This week (September 8) in 1974, President Gerald Ford, who had become president of the United States in August upon the resignation of Richard Nixon, announced to the country that he had granted “a full, free and absolute pardon unto Richard Nixon” for all offenses Nixon committed related to the Watergate break-in and cover-up, which had led to Nixon’s resignation. “The long national nightmare,” Ford said later, “is over.”
And as it would turn out, so was Ford’s chance for another presidential term. According to numerous historians, politicians and political pundits, the reaction to Ford’s pardon ensured that he would be defeated for president, as indeed he was by Jimmy Carter in 1976. In fact, when Ford called Speaker of the House Tip O’Neill to inform him of his decision to pardon Nixon, the speaker told the president, “You are never going to get elected if you do that.”
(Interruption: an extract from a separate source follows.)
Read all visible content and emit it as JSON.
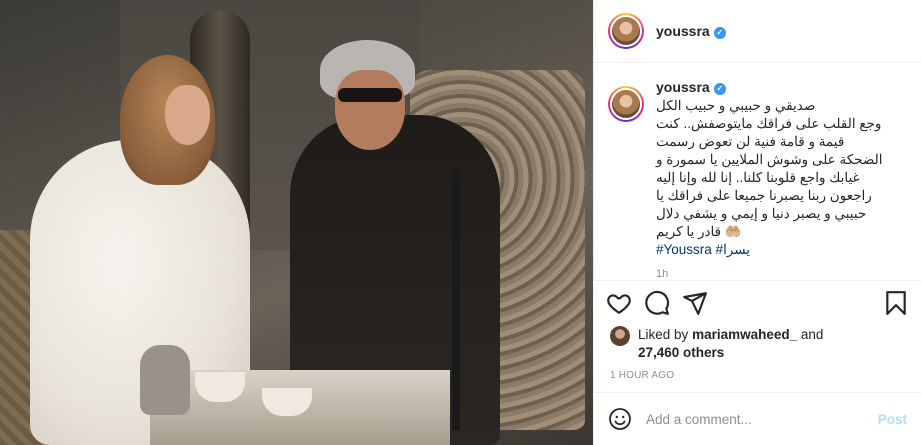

The national outrage that followed Ford’s announcement was in part attributable to the sense that Nixon was escaping well-deserved punishment for the two-year drama he had put America through. But there was also the strong suspicion that Ford and Nixon had made a secret deal — Nixon’s resigning the presidency in return for a pardon from President Ford — which Ford vehemently denied, even swearing under oath before the House Judiciary Committee that he had done no such thing.
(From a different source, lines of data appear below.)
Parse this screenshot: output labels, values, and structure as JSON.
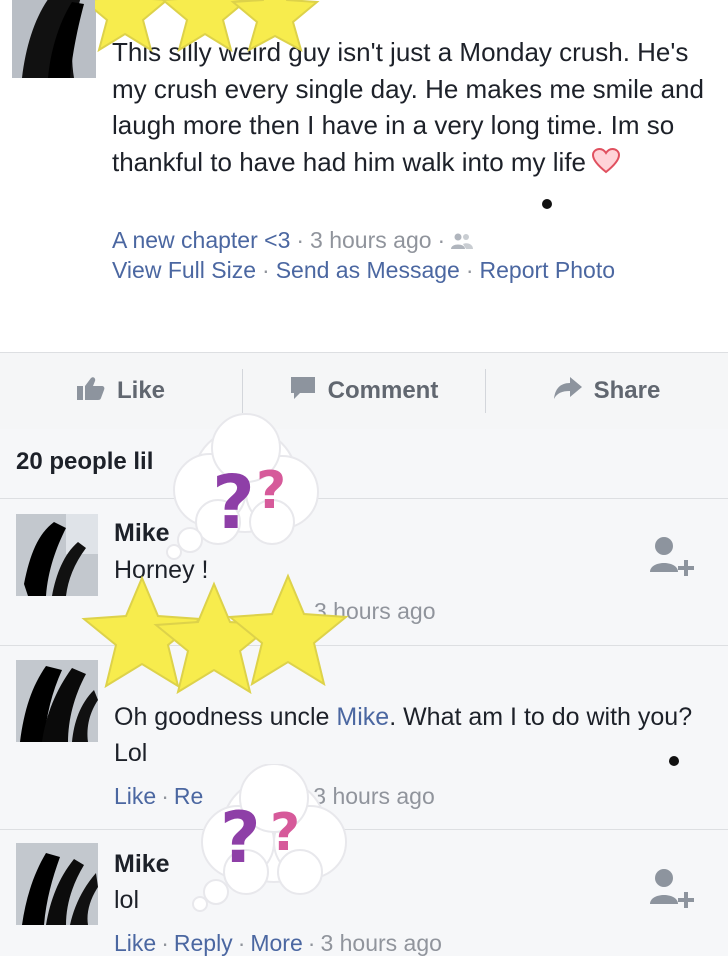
{
  "post": {
    "caption": "This silly weird guy isn't just a Monday crush. He's my crush every single day. He makes me smile and laugh more then I have in a very long time. Im so thankful to have had him walk into my life",
    "album": "A new chapter <3",
    "time": "3 hours ago",
    "links": {
      "view_full_size": "View Full Size",
      "send_as_message": "Send as Message",
      "report_photo": "Report Photo"
    }
  },
  "actions": {
    "like": "Like",
    "comment": "Comment",
    "share": "Share"
  },
  "likes_summary": "20 people lil",
  "comments": [
    {
      "name": "Mike",
      "text": "Horney !",
      "time": "3 hours ago"
    },
    {
      "text_before": "Oh goodness uncle ",
      "mention": "Mike",
      "text_after": ". What am I to do with you? Lol",
      "like": "Like",
      "reply_partial": "Re",
      "time": "3 hours ago"
    },
    {
      "name": "Mike",
      "text": "lol",
      "like": "Like",
      "reply": "Reply",
      "more": "More",
      "time": "3 hours ago"
    }
  ],
  "colors": {
    "link": "#4b67a1",
    "muted": "#90949c",
    "star": "#f7ec4d",
    "question_purple": "#8e3fa7",
    "question_pink": "#d65a9a"
  }
}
He had decided on the pardon, Ford explained, because he thought the expected indictment and trial of Nixon (now a private citizen and therefore stripped of the special legal protections accorded presidents) for Watergate crimes would threaten his ability, or any president’s ability, to govern the country. Nixon’s ongoing ordeal would rip the nation apart, distract public officials from their duties, send a strong message of national divisiveness to the world, and further erode America’s morale, which had been battered enough by the Vietnam War.
It was an explanation drowned out by a cacophony of condemnation, and Ford, who was originally viewed by the public as a decent, honest man — in marked contrast to “Tricky Dick” Nixon — became just another cynical pol.
But history has a way of putting things in perspective, and a pardon that seemed calculated and contemptuous in 1974 increasingly looks courageous today — so courageous, in fact, that Gerald Ford’s pardon of Nixon even won him the prestigious John F. Kennedy Profile in Courage Award. In backing Ford for the award, the historian and biographer David McCullough (Truman, John Adams, 1776) said Ford is deserving “because the decision facing him was of the highest importance to the nation, and because Ford made his decision knowing that the consequences to him personally would be grave.”
And politically they would be fatal.